Tuesday, February 23, 2016

ARCO Madrid celebrates 35 years with more than 200 galleries and a new headquarters in Lisbon – LaTercera (Record)

The weather was totally adverse to Spain for Contemporary Art Fair ARCO Madrid when opened in 1982. With an almost nonexistent collecting, the idea of ​​starting an international meeting of art seemed more a fad than real a necessity. One thing that the cause is just four years after the Reina Sofía would open as a center of art, and in 1992 as a museum of contemporary art.

Despite the instability of the circuit, the gallerist Juana Aizpuru I was convinced to take the plunge, making excite the then director of Ifema, a large ballroom which in those days was being built in the capital to host all kinds of exhibitions and conferences. Thus was born ARCO 82, the first edition of the show this week 35 years old.

With ups and downs, the game remains one of the largest in the world and real bridge between Latin American artistic production and the European market. So says Carlos Urroz, who has directed ARCO Madrid the past five years and who has managed to weather the latest economic crisis that hit Spain. “We were concerned but we rethink. The same happened with the crisis of 92. ARCO has proven to be a stable fair, and our strategy has been to favor quality over quantity and size of the fair, “says Urroz to La Tercera.

Proof of good health is still ARCO Madrid next May that will open a new version in Lisbon, Portugal under the same slogan: a fair boutique, small but extremely demanding in the selection of its participants. “Lisbon is going through a moment of glory, is the best platform to expand,” says Urroz.

For now, however, the director focuses on the final details of the Madrid event opens its doors in Thursday and Sunday and on its anniversary will focus on counts rather than honor a special country, as has been the tradition in the past 20 years. This edition of ARCO Madrid will host 221 galleries around the world, highlighting the selection of 33 that have been important for the history of the show, gathered in section Imagining other futures. They are English Lisson Gallery with Joride Voight, the Belgian Zeno X works brings Michael Borremans & amp; Mark Manders; Parisian Chantal Crousel; Brazilian Luisa Strina with Alexandre da Cunha & amp; Fernanda Gomes and Marian Goodman Gallery, featuring John Baldessari & amp; Tino Sehgal.

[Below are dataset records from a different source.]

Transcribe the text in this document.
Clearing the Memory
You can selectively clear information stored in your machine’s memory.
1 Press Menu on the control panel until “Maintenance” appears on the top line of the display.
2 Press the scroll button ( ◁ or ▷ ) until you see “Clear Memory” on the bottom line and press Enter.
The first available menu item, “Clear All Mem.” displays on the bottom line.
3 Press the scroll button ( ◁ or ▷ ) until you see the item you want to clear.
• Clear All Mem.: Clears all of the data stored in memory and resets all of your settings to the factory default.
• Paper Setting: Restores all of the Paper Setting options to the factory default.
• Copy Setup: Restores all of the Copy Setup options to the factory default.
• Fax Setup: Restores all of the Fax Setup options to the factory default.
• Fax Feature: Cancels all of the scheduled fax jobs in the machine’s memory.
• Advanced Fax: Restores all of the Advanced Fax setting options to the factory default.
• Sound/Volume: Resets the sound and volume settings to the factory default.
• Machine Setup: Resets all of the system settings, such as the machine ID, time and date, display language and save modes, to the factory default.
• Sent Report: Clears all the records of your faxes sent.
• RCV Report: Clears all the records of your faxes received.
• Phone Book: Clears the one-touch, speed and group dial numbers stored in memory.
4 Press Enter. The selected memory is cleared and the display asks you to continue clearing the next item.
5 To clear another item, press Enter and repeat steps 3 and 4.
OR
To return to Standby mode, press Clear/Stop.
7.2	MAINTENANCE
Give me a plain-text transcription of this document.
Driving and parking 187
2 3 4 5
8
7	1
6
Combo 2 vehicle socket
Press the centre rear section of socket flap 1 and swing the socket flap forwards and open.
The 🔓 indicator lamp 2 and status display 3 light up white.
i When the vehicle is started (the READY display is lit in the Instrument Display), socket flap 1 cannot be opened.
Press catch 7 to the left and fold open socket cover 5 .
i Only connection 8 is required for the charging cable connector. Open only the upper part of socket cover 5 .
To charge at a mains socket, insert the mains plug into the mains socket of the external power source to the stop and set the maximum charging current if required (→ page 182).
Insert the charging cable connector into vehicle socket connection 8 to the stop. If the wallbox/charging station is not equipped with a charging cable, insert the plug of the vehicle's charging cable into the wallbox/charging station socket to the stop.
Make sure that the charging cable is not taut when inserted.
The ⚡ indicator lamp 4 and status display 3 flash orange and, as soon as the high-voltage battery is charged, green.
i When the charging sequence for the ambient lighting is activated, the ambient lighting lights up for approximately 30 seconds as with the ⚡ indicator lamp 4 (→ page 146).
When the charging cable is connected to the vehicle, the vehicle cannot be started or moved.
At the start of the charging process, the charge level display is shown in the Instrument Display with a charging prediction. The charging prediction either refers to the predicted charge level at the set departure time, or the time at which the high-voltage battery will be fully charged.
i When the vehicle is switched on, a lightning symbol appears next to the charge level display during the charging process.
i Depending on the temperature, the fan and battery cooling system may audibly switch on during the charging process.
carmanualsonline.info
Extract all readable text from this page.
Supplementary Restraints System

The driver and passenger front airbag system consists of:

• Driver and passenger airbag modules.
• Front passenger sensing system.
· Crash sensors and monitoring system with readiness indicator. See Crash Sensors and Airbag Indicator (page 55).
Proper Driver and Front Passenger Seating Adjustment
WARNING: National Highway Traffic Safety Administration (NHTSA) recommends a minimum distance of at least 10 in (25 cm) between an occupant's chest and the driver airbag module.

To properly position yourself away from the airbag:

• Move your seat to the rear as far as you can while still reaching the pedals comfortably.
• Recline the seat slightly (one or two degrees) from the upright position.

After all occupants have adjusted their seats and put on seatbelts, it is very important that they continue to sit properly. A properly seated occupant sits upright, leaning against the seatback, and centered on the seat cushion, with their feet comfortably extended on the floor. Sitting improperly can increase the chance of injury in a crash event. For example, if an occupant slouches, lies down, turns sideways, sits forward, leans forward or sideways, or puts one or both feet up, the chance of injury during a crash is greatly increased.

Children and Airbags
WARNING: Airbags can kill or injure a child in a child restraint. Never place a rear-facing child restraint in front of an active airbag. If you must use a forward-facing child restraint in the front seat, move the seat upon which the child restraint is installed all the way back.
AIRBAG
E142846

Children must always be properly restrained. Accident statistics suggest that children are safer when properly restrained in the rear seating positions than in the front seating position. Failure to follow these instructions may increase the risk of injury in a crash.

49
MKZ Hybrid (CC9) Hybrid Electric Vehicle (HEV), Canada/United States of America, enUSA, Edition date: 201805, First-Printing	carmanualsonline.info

Also as unprecedented activity this year different spaces not used to such expressions receive interventions of contemporary art, as an Arab house hosted by the project of the Palestinian artist Khalil Rabah, Tobacco Study space will have the Brazilian Adriano Amaral and the National Archaeological Museum will receive the installation of the Fina Barcelona Millares, among others.

the Chilean delegation

a regular at the fair is the Chilean Isabel Aninat, who along with his gallery participated in the general section of ARCO Madrid. On the stand will bring together works of its most political artists: photographs will Lotty Rosenfeld and Juan Castillo, along with new life, art action held in New York by Raul Zurita, who joins the artists represented by the gallery Chile. While contemporaries are among the most Mónica Bengoa, María Ignacia Edwards and Catalina Mena.

While the Solo Project section where invited galleries focus on the presentation of an artist in particular and this year revolves around the relationship between art, dance, drama and humor; two local galleries participating. D21 display (and incidentally honors) the work of artist Carlos Leppe, who died in 2015. It is the performance Waiting Room (1980) with unprecedented record of the time. While the debut of Patricia Ready Gallery in the event is the work of the young artist Patricia Domínguez who shows video installation Eyes will be the latest in pixelated, where used as a central figure on a horse that serves to discuss the Cultural shaping between Chile and Spain.

ARCO Madrid was also one of the first Basel fairs after it began to include talk shows and lectures on contemporary art, bringing the show to experience something beyond only the acquisition of works. The practice then has spread to hundreds of art fairs born worldwide. Nevertheless, Carlos Urroz is cautious in talking about the Spanish collecting. For him still several years to settle. “We have no real tradition of collecting and why you should always keep working on it. But it’s true, if the early 90 collectors were little more than 20 activities are today more than a thousand. I see the glass half full “.